NANAIMO, B.C. -- A man accused of murdering two of his former colleagues and attempting to kill two more at a Vancouver Island sawmill lost his job and wasn't rehired when the mill restarted, a former co-worker says.

Kevin Addison, 47, is facing two charges each of first-degree murder and attempted murder following a shooting at a Western Forest Products sawmill in Nanaimo, north of Victoria.

Police and the company have said little about Addison and have declined to speculate about what may have motivated the shooting, which police say started in the mill's parking lot on Wednesday morning and continued into the facility's offices.

Rex Boden is currently employed at the mill and remembers working with Addison, who he described as friendly.

"He didn't get hired back when the rest of us got hired back," Boden said Thursday, after a meeting between workers and company officials at a hotel in Nanaimo.

"That's all I know."

Addison appeared in court Thursday afternoon. The man, who is tall, with a medium build, short brown hair and a full beard, stood silently in court as he was ordered back into custody until his next appearance on May 13.

The mill shut down in 2008. It re-opened in 2010 with a much smaller contingent of workers, setting off a long-running dispute between the union and the company over severance pay for the workers who weren't called back.

Neither the police nor the mill have suggested the labour climate had anything to do with the shooting.

Boden otherwise declined to fill in the many blanks about Addison, who has been in jail since he was arrested shortly after the shooting.

"Sorry," Boden said, speaking softly, when asked about his former co-worker, "I can't."

Michael Lunn, 62, and Fred McEachern, 53, were killed in the shooting, while court documents identify the surviving victims as Earl Kelly and Tony Sudar.

Western Forest Products closed down all of its operations on Vancouver Island on Wednesday out of respect for the victims, and the company has brought in grief counsellors for its workers.

After Thursday's meeting, Boden described Western Forest Products as a "good company" that was helping where it could.

"It was workers grieving, talking about it, getting some stuff off their chests," said Boden when asked about the meeting.

"They are going to help out. Any help we need they'll give it to us. Same with the union. The union's going to stand behind us. It'll be good after everybody gets over it, I guess."

Other workers, including company president Don Demens, declined to speak with the media as they walked into the hotel, but emotions appeared to be raw as many hugged and wiped away tears.

RCMP were called to the waterfront facility Wednesday morning, after gunfire erupted in the mill's parking lot and then in the office.

Police arrived within minutes of the 911 call coming in and found four people shot and arrested a suspect.
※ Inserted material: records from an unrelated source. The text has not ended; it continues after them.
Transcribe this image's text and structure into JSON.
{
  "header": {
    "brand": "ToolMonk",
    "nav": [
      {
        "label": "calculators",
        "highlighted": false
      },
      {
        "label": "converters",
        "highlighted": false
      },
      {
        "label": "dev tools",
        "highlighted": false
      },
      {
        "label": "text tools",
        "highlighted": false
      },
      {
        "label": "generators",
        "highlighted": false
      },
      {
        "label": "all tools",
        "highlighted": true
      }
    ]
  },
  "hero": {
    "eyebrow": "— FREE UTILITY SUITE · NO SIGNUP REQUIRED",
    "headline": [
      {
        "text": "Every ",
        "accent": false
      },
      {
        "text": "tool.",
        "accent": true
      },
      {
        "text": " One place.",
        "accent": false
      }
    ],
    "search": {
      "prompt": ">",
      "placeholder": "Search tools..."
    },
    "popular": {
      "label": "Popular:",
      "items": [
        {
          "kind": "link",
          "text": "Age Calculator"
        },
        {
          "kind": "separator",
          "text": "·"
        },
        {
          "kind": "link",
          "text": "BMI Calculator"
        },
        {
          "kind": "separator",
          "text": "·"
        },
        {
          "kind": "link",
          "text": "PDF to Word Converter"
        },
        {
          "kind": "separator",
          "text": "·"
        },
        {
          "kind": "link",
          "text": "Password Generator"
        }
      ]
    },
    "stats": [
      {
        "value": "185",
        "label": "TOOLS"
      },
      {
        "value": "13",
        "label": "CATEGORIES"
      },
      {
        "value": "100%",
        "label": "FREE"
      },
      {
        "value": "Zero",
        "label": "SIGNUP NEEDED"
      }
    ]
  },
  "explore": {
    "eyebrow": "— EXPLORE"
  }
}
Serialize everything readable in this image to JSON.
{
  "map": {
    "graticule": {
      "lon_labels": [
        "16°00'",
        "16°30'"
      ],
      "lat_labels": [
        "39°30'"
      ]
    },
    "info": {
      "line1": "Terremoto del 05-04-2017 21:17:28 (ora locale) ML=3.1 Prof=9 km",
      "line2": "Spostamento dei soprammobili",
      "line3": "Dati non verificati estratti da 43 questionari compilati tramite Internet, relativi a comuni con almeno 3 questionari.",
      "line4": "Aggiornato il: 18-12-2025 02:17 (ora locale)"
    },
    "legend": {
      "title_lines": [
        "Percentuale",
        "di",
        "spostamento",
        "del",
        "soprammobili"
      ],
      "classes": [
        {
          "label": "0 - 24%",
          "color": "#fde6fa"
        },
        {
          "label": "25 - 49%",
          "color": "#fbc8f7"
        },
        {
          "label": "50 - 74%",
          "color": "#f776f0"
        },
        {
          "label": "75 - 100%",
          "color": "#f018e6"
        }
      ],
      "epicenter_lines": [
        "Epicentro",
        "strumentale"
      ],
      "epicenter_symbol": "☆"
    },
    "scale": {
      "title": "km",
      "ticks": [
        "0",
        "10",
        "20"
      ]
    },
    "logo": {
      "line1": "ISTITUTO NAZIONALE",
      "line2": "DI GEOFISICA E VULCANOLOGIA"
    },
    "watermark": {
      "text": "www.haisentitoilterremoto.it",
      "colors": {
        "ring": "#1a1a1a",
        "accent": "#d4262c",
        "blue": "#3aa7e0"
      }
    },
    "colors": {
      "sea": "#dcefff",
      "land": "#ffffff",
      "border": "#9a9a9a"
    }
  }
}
At the sawmill site where the shooting occurred, a memorial of flowers and messages of condolences was growing as co-workers, friends and strangers arrived to pay their respects.

Nanaimo resident Bob Orr said Lunn and McEachern were lifelong forest workers who were known as devoted fathers with strong ties to the community.

Orr said Lunn, who has seven sisters, has a large extended family that could "fill up most of Nanaimo."

"He always had the funniest joke in the lunch room," said Orr, who worked as a payroll clerk at the Nanaimo operation.

At the company gates, a large red T-shirt hung from the fence in tribute to Lunn, who was known to favour red shirts.

On the shirt -- which said Work It Baby Work It! -- were hand-written messages from his children and relatives.

"Daddy, you really were the best father a daughter could ask for. Love, your princess," said one note.

Another said: "Love you tons and tons, Dad. I'll really miss the phone calls."

Orr said he tried not to believe it was his friends and former co-workers who died, but when police released the names, reality set in.

"I had to come down here," he said. "I couldn't believe it."

Orr said he recalls McEachern's constant smile at the job site, but he'll never forget seeing the joy he had at local ice rinks coaching hockey or helping organize hockey-related events.

"He'd come to the rink and he was still wearing his clothes from the mill, sawdust on his shoulders," said Orr. "You could see the sawdust coming off him when somebody patted him on the back."

Orr described McEachern as a committed forest worker who likely has "tree sap in his veins."

He said he had known who Addison was, but didn't have much contact with him.

"The name is familiar," Orr said.

"I don't remember him too much. He was laid off along with everybody when the mill was shut down. Things go on inside peoples heads that we don't see. That they can't tell us."